One of the things that I have been wanting to do here is to teach the students Korfball. This requires a pitch and towards the end of term, I went out to inspect where the pitch will be, in front of the new dormitory. There is space for two pitches (maybe four but I don't want to get too adventurous). The area will need clearing, and we will need to find a way to make the posts and fix them in the soil.

Also on the subject of sport, MIT had a football match against a local college. The college is called Sheba (Queen Sheeba was an Ethiopian so many things are called Sheba or Saba - how it is really pronounced). The college trains people to use computers for applications. It is well known and makes a lot of money. They also have some quite good football players. The match was arranged for Sunday and the students were not expecting myself or Alison to turn up. We also met Dr Mulu there - another surprise for the students. The match was played on a large dirt pitch at a nearby school. Although students were friendly to each other and the MIT supporters had made some hats, there was clearly some rivalry. In the end, MIT won the match but I have to admit, they did not deserve to win it. Both myself and Alison could see the lack of team play. The celebrations afterwards were quite interesting. There was much shouting and cheering, and the other MIT students ran onto the pitch. And then, we all headed back to MIT. I was glad to see that once we got back to MIT, the teams were shaking hands and knocking shoulders with one another. I had been a bit worried that the rivalry was a bit stronger than it needed to be. Having seen their lack of team play makes me more determined to teach them Korfball. The slightly bizarre moment came (and I took a photo) when we were watching the match and a camel train marched past the back of the pitch. Definitely not a Sunday morning in the UK.

We now have a dog, Scooby. Hans has been looking for a dog for some time. I was happy to have a dog as long as it doesn't mean any extra work for me. If Hans and the others want to care for it, then fine. Ali and Hans went to look for a dog, but Hans had said he was only looking. He managed to break that promise and walked out of the house selling the dog with a new house mate in his hands. The idea is that Scooby will be able to act as a guard dog, and obviously is a pet for us. I think he is seen more as a child by the others though. As for me, I make sure that he is in no doubt about who is the 'top dog'. I know that the others will weaken, but a box outside is more than good enough for him.

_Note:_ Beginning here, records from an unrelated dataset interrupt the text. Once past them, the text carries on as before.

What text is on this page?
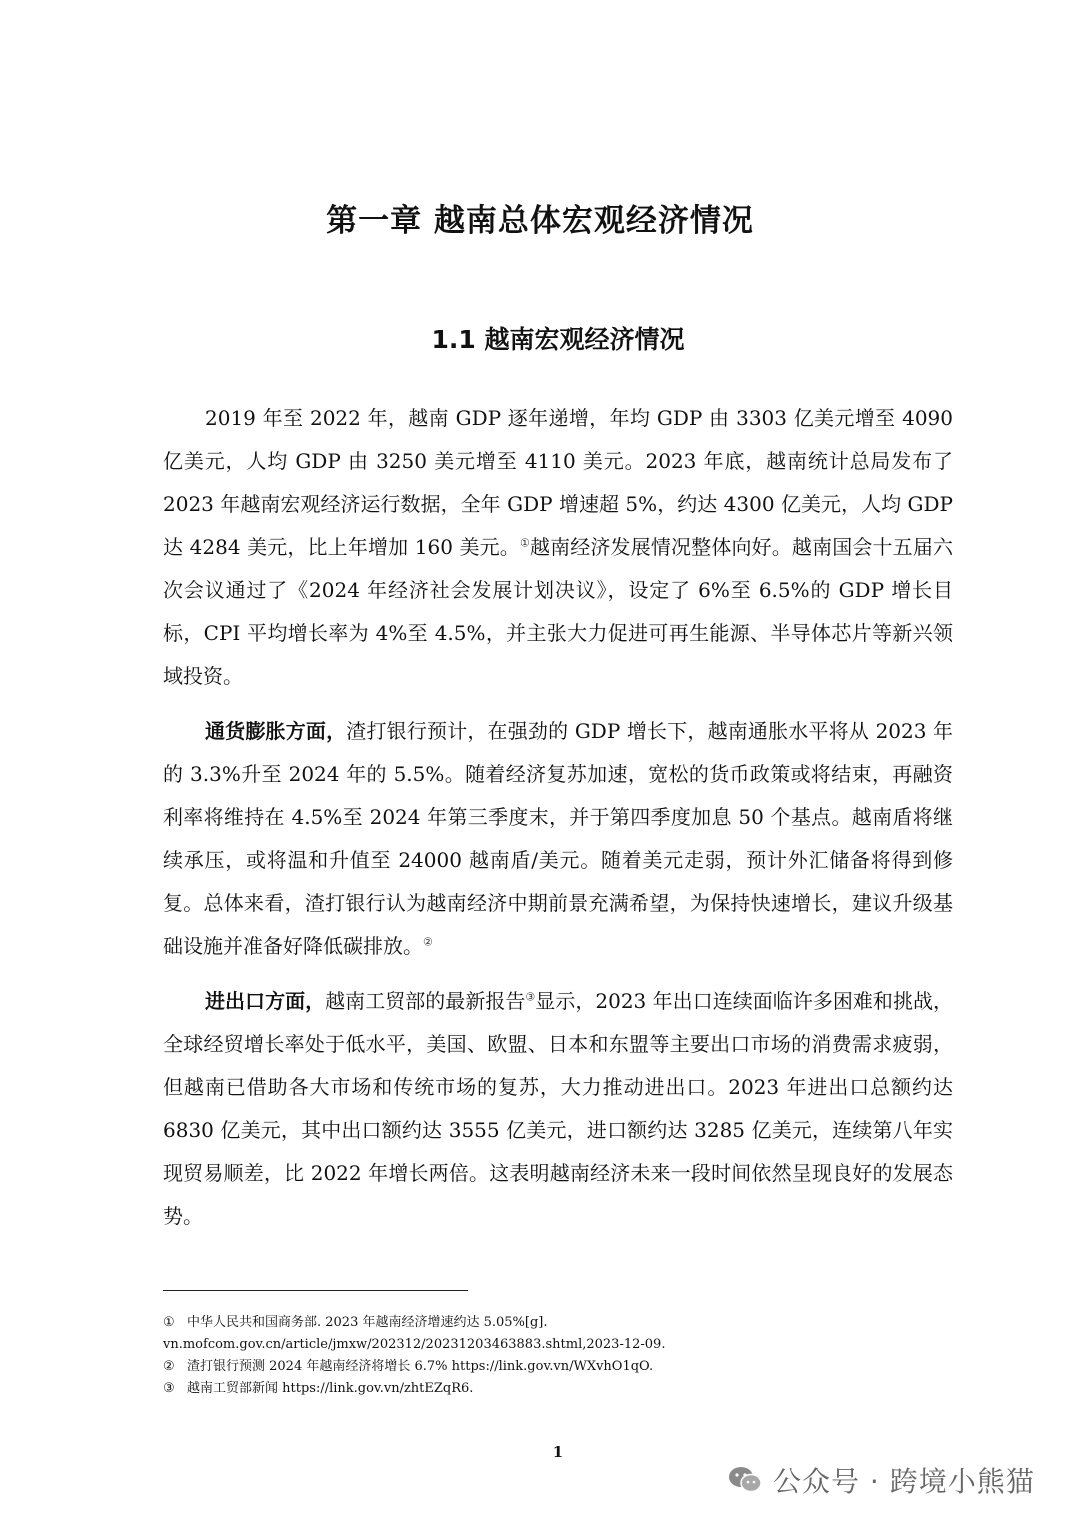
第一章 越南总体宏观经济情况
1.1 越南宏观经济情况

2019 年至 2022 年，越南 GDP 逐年递增，年均 GDP 由 3303 亿美元增至 4090 亿美元，人均 GDP 由 3250 美元增至 4110 美元。2023 年底，越南统计总局发布了 2023 年越南宏观经济运行数据，全年 GDP 增速超 5%，约达 4300 亿美元，人均 GDP 达 4284 美元，比上年增加 160 美元。①越南经济发展情况整体向好。越南国会十五届六次会议通过了《2024 年经济社会发展计划决议》，设定了 6%至 6.5%的 GDP 增长目标，CPI 平均增长率为 4%至 4.5%，并主张大力促进可再生能源、半导体芯片等新兴领域投资。

通货膨胀方面，渣打银行预计，在强劲的 GDP 增长下，越南通胀水平将从 2023 年的 3.3%升至 2024 年的 5.5%。随着经济复苏加速，宽松的货币政策或将结束，再融资利率将维持在 4.5%至 2024 年第三季度末，并于第四季度加息 50 个基点。越南盾将继续承压，或将温和升值至 24000 越南盾/美元。随着美元走弱，预计外汇储备将得到修复。总体来看，渣打银行认为越南经济中期前景充满希望，为保持快速增长，建议升级基础设施并准备好降低碳排放。②

进出口方面，越南工贸部的最新报告③显示，2023 年出口连续面临许多困难和挑战，全球经贸增长率处于低水平，美国、欧盟、日本和东盟等主要出口市场的消费需求疲弱，但越南已借助各大市场和传统市场的复苏，大力推动进出口。2023 年进出口总额约达 6830 亿美元，其中出口额约达 3555 亿美元，进口额约达 3285 亿美元，连续第八年实现贸易顺差，比 2022 年增长两倍。这表明越南经济未来一段时间依然呈现良好的发展态势。

① 中华人民共和国商务部. 2023 年越南经济增速约达 5.05%[g].

vn.mofcom.gov.cn/article/jmxw/202312/20231203463883.shtml,2023-12-09.

② 渣打银行预测 2024 年越南经济将增长 6.7% https://link.gov.vn/WXvhO1qO.

③ 越南工贸部新闻 https://link.gov.vn/zhtEZqR6.

1
公众号 · 跨境小熊猫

Rob and Jackie visited with their dog, Tilla. He was bought shortly after they arrived in Mekelle and is now quite big. The initial introduction between the dogs was full of barking but lots of tail wagging. Then they were playing together for a whole afternoon. The games stopped briefly when Scooby ran into a step. He obviously blamed Tilla for that and tried to have a little bite, but he recovered soon enough. In fact he tries to bite (gently) most things. Although he is getting better and knows that my toes are off limits. Ray's seem very attractive to him. I wonder if it's because of being told off or another reason that he doesn't come near my toes?

Ray has returned from Addis and is slowly getting back into work although there is some uncertainty about what she will be doing. She has decided that she did not enjoy the bit of teaching that she had to do while I was away.

We've had a minor burglary. One night, some clothes were left on the line. By morning Ray's tops and Jon's trousers were missing. They left his underwear though. Make of that what you will. Tadesse, the guard, had been asleep and Scooby had been shut in an outside room by Tadesse. Obviously we were not happy about this. Although, I was not really upset with Tadesse because it would be very easy to take the clothes. The wall to the compound is quite easy to climb over. And, the clothes are not far from the wall. I think the blame is mostly with the person who left the clothes out. Unfortunately, this might mean that another robbery is more likely in the future. Ray is quite worried because in Nairobi thefts can often be accompanied by armed break-ins. Although the others are not worried we are thinking more carefully about protecting ourselves and our property. I personally would be surprised if anyone would risk breaking into the house while people are here.